PETALING JAYA: The residents of Hulu Langat and Taman Sri Muda remain traumatised by the sight of rainfall, two years after devastating floods inundated the two areas.
Both areas had previous flooding incidents but were severely impacted during the December 2021 monsoon season, resulting in numerous fatalities and millions of ringgit in damages.
Hulu Langat businesswoman Zaini Nuh, 55, suffered losses amounting to RM150,000 due to the floods. Her entire stock was lost when the floodwaters entered her shop and it took around four months to resume business operations.
“Now, everybody is traumatised and business owners feel afraid.
“If it starts to rain at night, I can’t sleep. We’re scared that the same thing will happen again,” she told FMT.
Similarly, food stall owner Zahra Abu Bakar, who faced business disruptions due to the floods, said that both the government and NGOs promptly offered aid for recovery.
However, she said her house continued to experience issues such as peeling paint and recurring moss.
“I check if the ditches are filling with water. If it rains for a while, like an hour, we’re already scared. It’s not just us, it’s everybody.”
But the 60-year-old resident of Taman Sri Nanding said she feels more prepared as the community conducts drills for flood preparations, which include an evacuation plan and designated meeting point.
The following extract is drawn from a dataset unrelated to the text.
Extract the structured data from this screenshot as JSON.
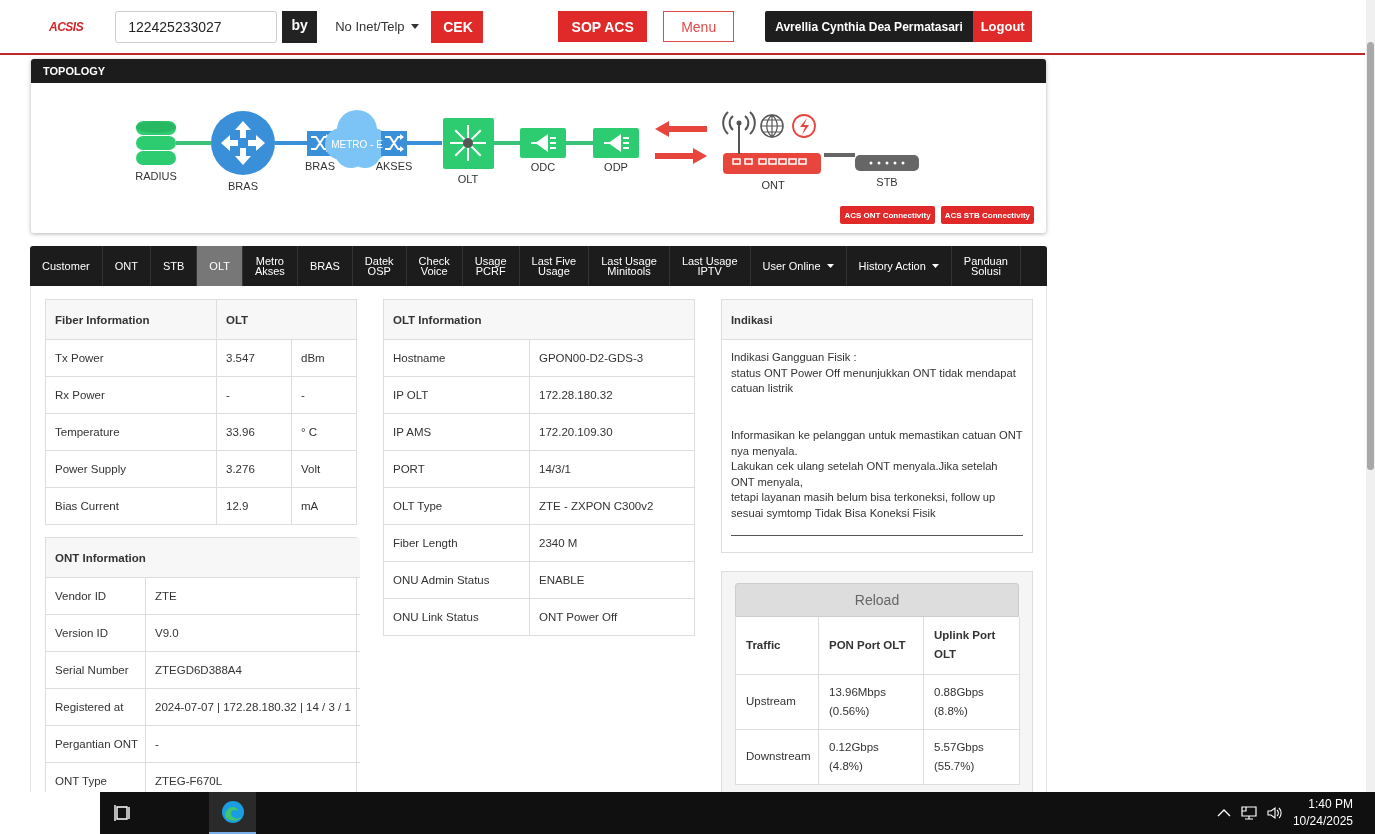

Despite lingering trauma from the previous flood experience, residents in Taman Sri Muda have found solace in flood preparation initiatives.
During continuous rainfall, 35-year-old Nazrin Roslin said residents move their cars to higher ground in anticipation of flooding.
The residents’ concerns have also been allayed by the local authorities in terms of its preparedness and the effectiveness of the flood warning system.
“Every time it rains, the fire (and rescue) department and the Shah Alam City Council are on standby with boats near the river. They will monitor first. That’s why they have alarms, which will go off.”
Devan Subramaniam, another resident, resorted to desperate measures during the floods, including eating expired food to stave off hunger. He lost most of his furniture and important documents, but is now prepared to bring any item at a moment’s notice.
“Now we feel ready, so if anything happens and the water level rises, we can take everything and leave.”